Chinese students and student organisations have been slandered in the media, and by leading political figures, as patsies of the Chinese Communist Party regime.

This began in September 2016, when the Sydney Morning Herald’s international editor, Peter Hartcher, wrote that Chinese student organisations exist “specifically to spread Beijing’s influence.” He ominously branded them as “pests” that must be “eliminated.”

Chinese students who have won office in student elections have also been directly targeted.

A January 7 opinion piece in the Australian warned against the victory of Jacky He, a Chinese-born student, in elections for the presidency of the University of Sydney’s Student Representative Council (SRC) last September. The article insinuated that He’s victory should be cause for alarm, and drew attention to his involvement in a Chinese student club, that it claimed promoted an “understanding of China” but “with the nasty bits left out.”

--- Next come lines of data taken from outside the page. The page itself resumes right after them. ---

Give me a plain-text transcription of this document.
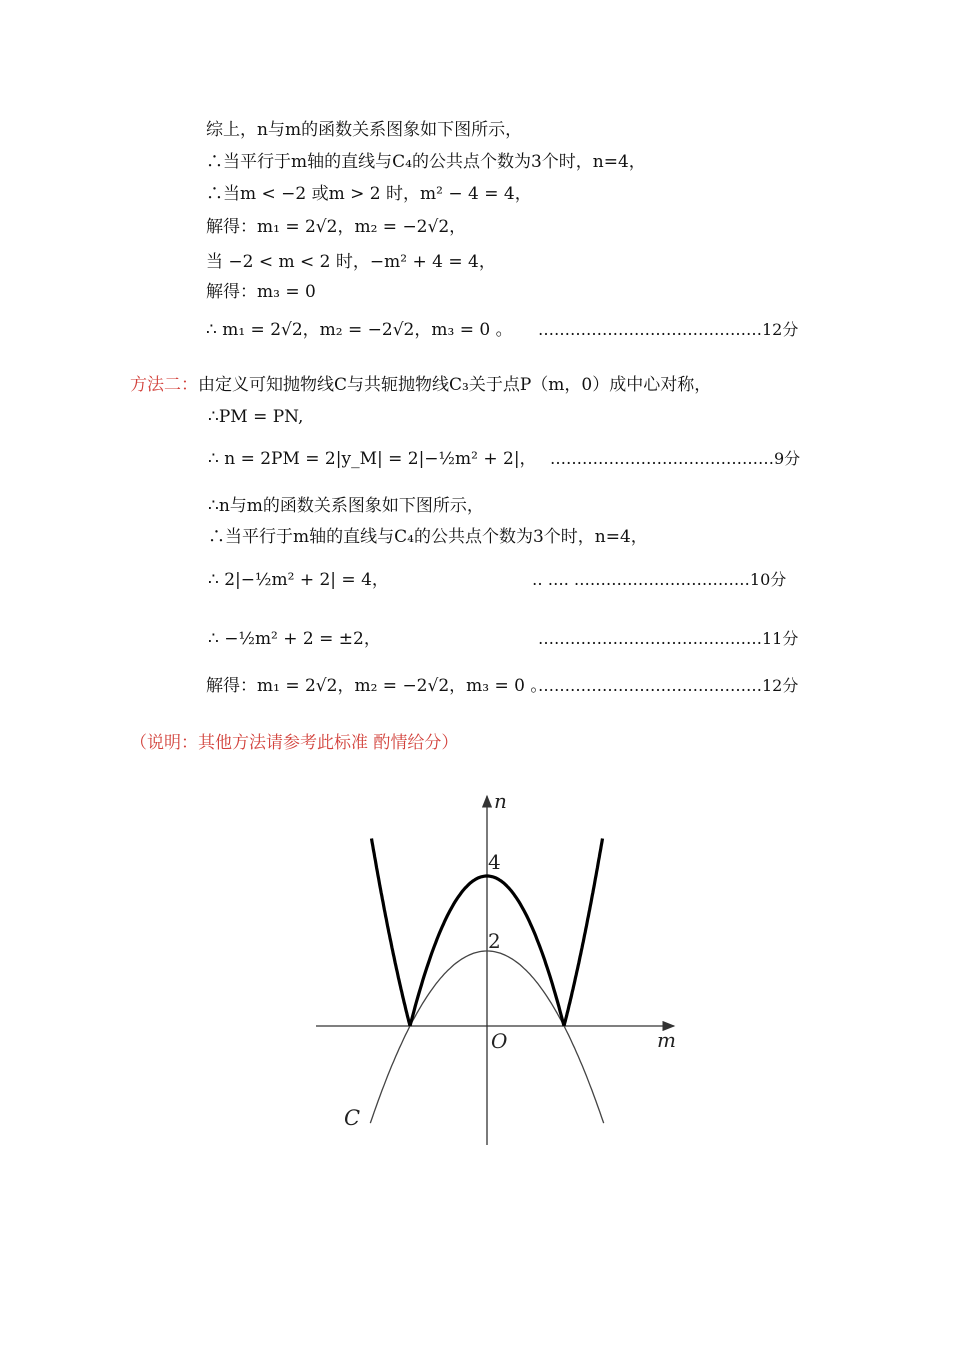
综上，n与m的函数关系图象如下图所示，
∴当平行于m轴的直线与C₄的公共点个数为3个时，n=4，
∴当m < −2 或m > 2 时，m² − 4 = 4，
解得：m₁ = 2√2，m₂ = −2√2，
当 −2 < m < 2 时，−m² + 4 = 4，
解得：m₃ = 0
∴ m₁ = 2√2，m₂ = −2√2，m₃ = 0 。 ……………………………………12分
方法二：由定义可知抛物线C与共轭抛物线C₃关于点P（m，0）成中心对称，
∴PM = PN,
∴ n = 2PM = 2|y_M| = 2|−½m² + 2|， ……………………………………9分
∴n与m的函数关系图象如下图所示，
∴当平行于m轴的直线与C₄的公共点个数为3个时，n=4，
∴ 2|−½m² + 2| = 4，	‥ …. ……………………………10分
∴ −½m² + 2 = ±2，	……………………………………11分
解得：m₁ = 2√2，m₂ = −2√2，m₃ = 0 。
……………………………………12分
（说明：其他方法请参考此标准 酌情给分）
n
m
O
4
2
C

More recently, right-wing students at the University of Queensland have waged a campaign against a Confucius Institute on campus, which promotes Chinese language and cultural programs. Because the centre is funded by the Chinese government, its opponents have hysterically claimed that they are under “Chinese Communist Party occupation.”

Clive Hamilton, a pro-US ideologue and member of the Greens, has been involved in the campaign at the University of Queensland. Last year, Hamilton published a book entitled Silent Invasion, which claimed that virtually every Australian institution was “being penetrated and shaped by a complex system of influence and control overseen by agencies serving the Chinese Communist Party.”

Hamilton called for the disbandment of Chinese student associations, and warned that the majority of Australia’s 1.2 million people of Chinese descent were “not loyal.”

The Monash Student Union’s actions were an attempt to put these anti-democratic precepts into practice. The ban on Chinese and international students participating in the election demonstrated the authoritarian logic of the anti-China campaign, signalling that its trajectory is to do away with the fundamental rights of entire groups of students.

As the WSWS has repeatedly warned, the xenophobia emanating from the highest levels of the political establishment raises the specter of a return to the measures imposed by the Australian state during both world wars, including the mass internment of so-called “enemy aliens.”

While Chinese students and groups may be the immediate target of these attacks, they are directed against the democratic rights of the entire working class. Their aim is to create the conditions for the criminalisation of opposition to militarism and war, amid advanced preparations for Australia to play a frontline role in a US-led war with China.